Friday, December 19, 2008

Kalkındırılabilemez




UEFA Başkanı Michel Platini, göreve gelir gelmez en büyük hedefinin Doğu Avrupa futbolunu “kalkındırmak” olduğunu belirtti. UEFA, gelişen daha doğrusu oligarkların kişisel sermayeleri öncülüğünde ekonomik pazarı büyüyen eski Doğu Bloku ülkelerinin bu potansiyelinden ilk pay kapanın Futbol olmasını istiyordu. Futbol ekonomisi, Çin’den sonra bu pazarı da kaçıramazdı. Kuşkusuz bu büyük bir yenilgi olurdu. 90’larla birlikte başlayan Doğu Avrupa Futbolu’nun kalkındırılma masalı da böylece hızlanmış oldu.

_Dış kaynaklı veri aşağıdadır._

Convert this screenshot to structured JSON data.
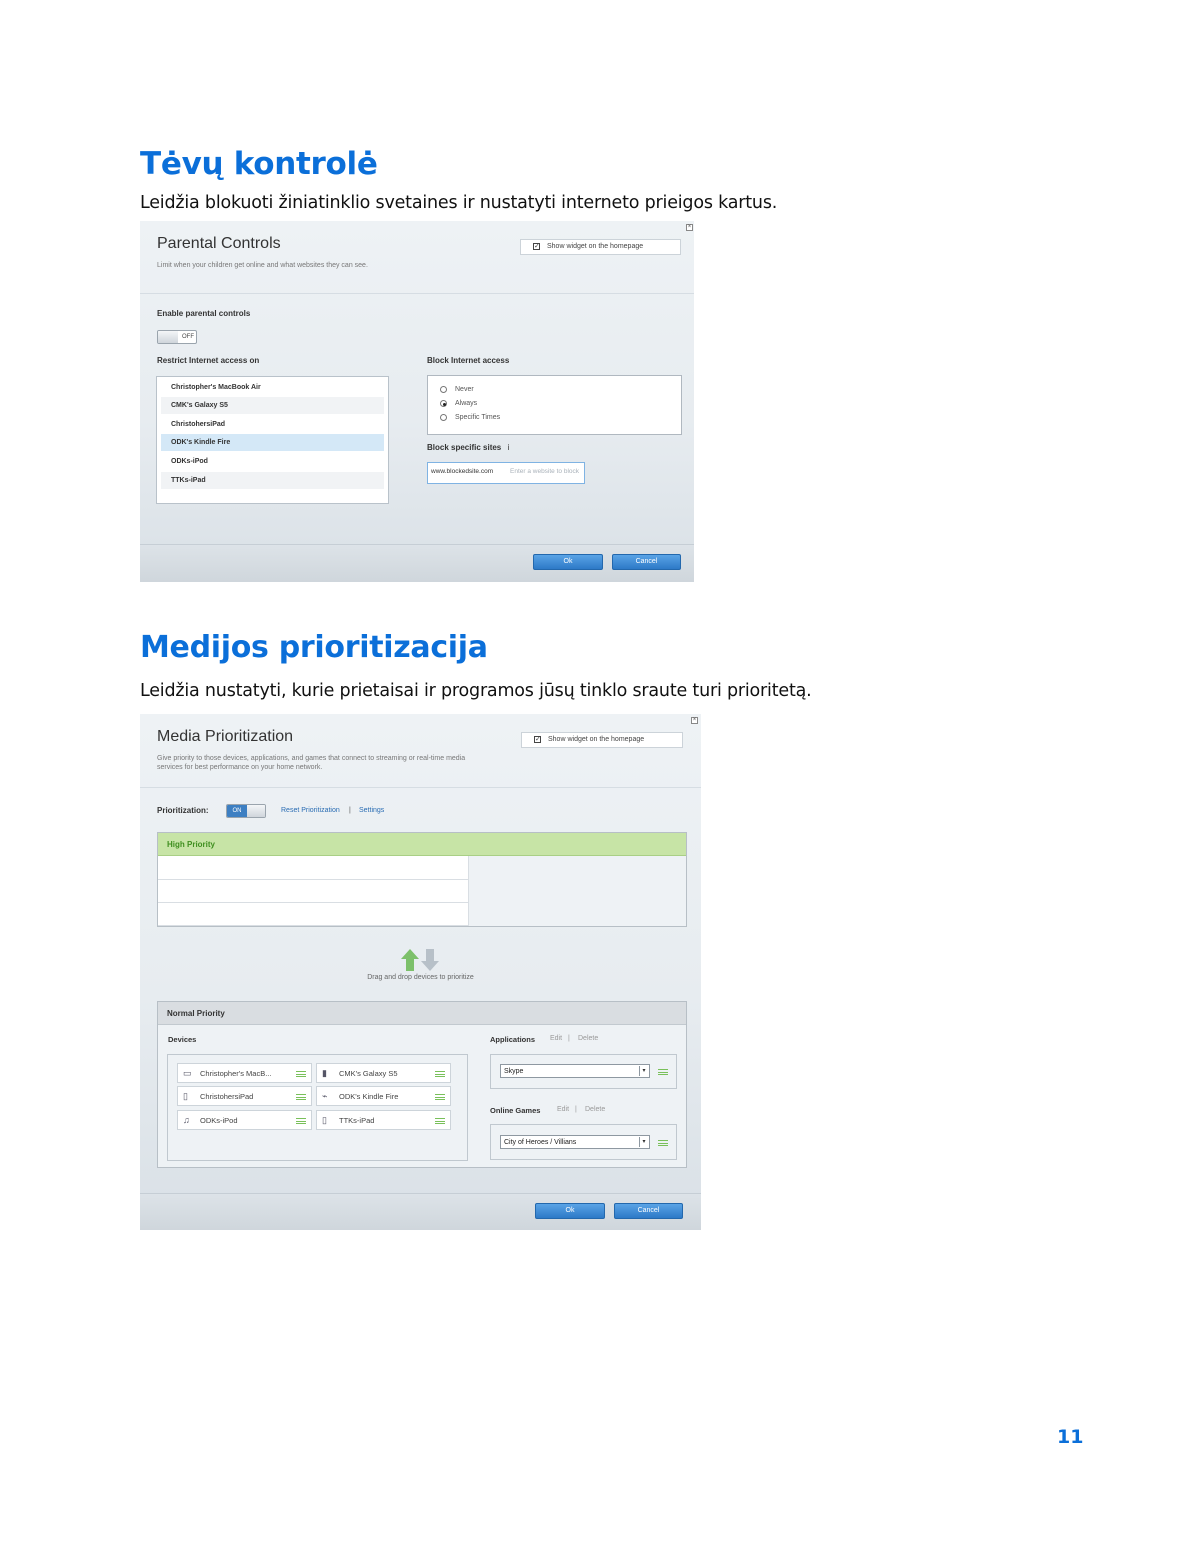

Masal diyorum zira kalkınma dediğimiz mefhum zaten başlı başına bir yalandan ibaret. Neo-liberal ölçütler içerisinde kapitalizmin herhangi bir uygulamasında kendisine rastlayan olmadı. Yine de fakirleri, güçsüzleri, aşağıları “kalkındırmak” adına bitmek tükenmek bilmez bir enerji sarfeder zat-ı alileri! Eksik olmasınlar da biz yemiyoruz bu naneleri, bok yemeyi tercih ediyoruz eğer anlamı ona çıkıyorsa. Kapitalist ahlak, ister ekonomik ister bürokratik gücüyle olsun hakim olanın, yönetenin, zenginin, emek-gücün sahibinin, pratikleri, doğruları ve çıkarları yönünde şekillenir. Ve bu ölçütlerin ışığında kapitalist gruplar kendi durumlarını, kapitalist hiyerarşiye göre kendilerinden aşağı olanların vaziyetlerine göre belirlerler. Kapitalizm her zaman için içinde bulunduğu çevreyi yenilemek, revize etmek gerekirse yıkmak ve yeniden inşa etmek durumundadır. Tüm bu hengamenin arasında yaratılan yoksunluklar da illaki var olurlar(görece yoksunluk-relative scarcity) ki zaten bu sistem için gereklidir. İşte bu yüzden kapitalist sistemde kalkınma adını verdiğimiz sözde hamle aslında kapitalist toplumdaki eşitlikten ya da özgürlükten farklı değildir. Sınıf tahakkümünün olduğu bir yerde nasıl eşitlik, özgürlük gibi kavramlar göz boyama araçlarına dönüşüyorsa kalkınma da aynı kapıya çıkıyor. Sözde kalkınma çabaları esnasında kapitalist gruplar her zaman bir görece yoksunluk durumu yaratıyor ve döngünün devamı sağlanıyor. Bu kaotik döngüde, yukarıda bahsettiğimiz burjuva ahlak uyarınca denk olmayan bir patron-işçi ilişkisi içerisinde “kalkındırılan” ülke, grup, sınıf vs.’nin ezik pozisyonu her daim sağlamlaştırılıyor. Öyle ya ortada dersine çalışmamış, başarısız ve muhtaç bir öğrenci var nihayetinde. En acısı da sözde kalkındırılan bu ülkelerin kendilerine değen sermaye eli sonrasında daha beter hale gelmeleri. Batı kökenli olsa da neo-liberal teorilerden beslenmeyen Güneydoğu Asya mucizeleri dışında(ki onların başarılı olmalarının arkasında da çok farklı sebepler var) bana bir kalkındırılmış Ortadoğu, Afrika, Asya ya da Güney Amerika ülkesi gösterirseniz çok sevineceğim. Ha bir de mümkünse bu ülke Güney Afrika Cumhuriyeti gibi sömürgeci ülke halkının yüksek oranda yerleştiği bir yer olmasın. Siz araştıra durun ben size cevabı vereyim: Yok.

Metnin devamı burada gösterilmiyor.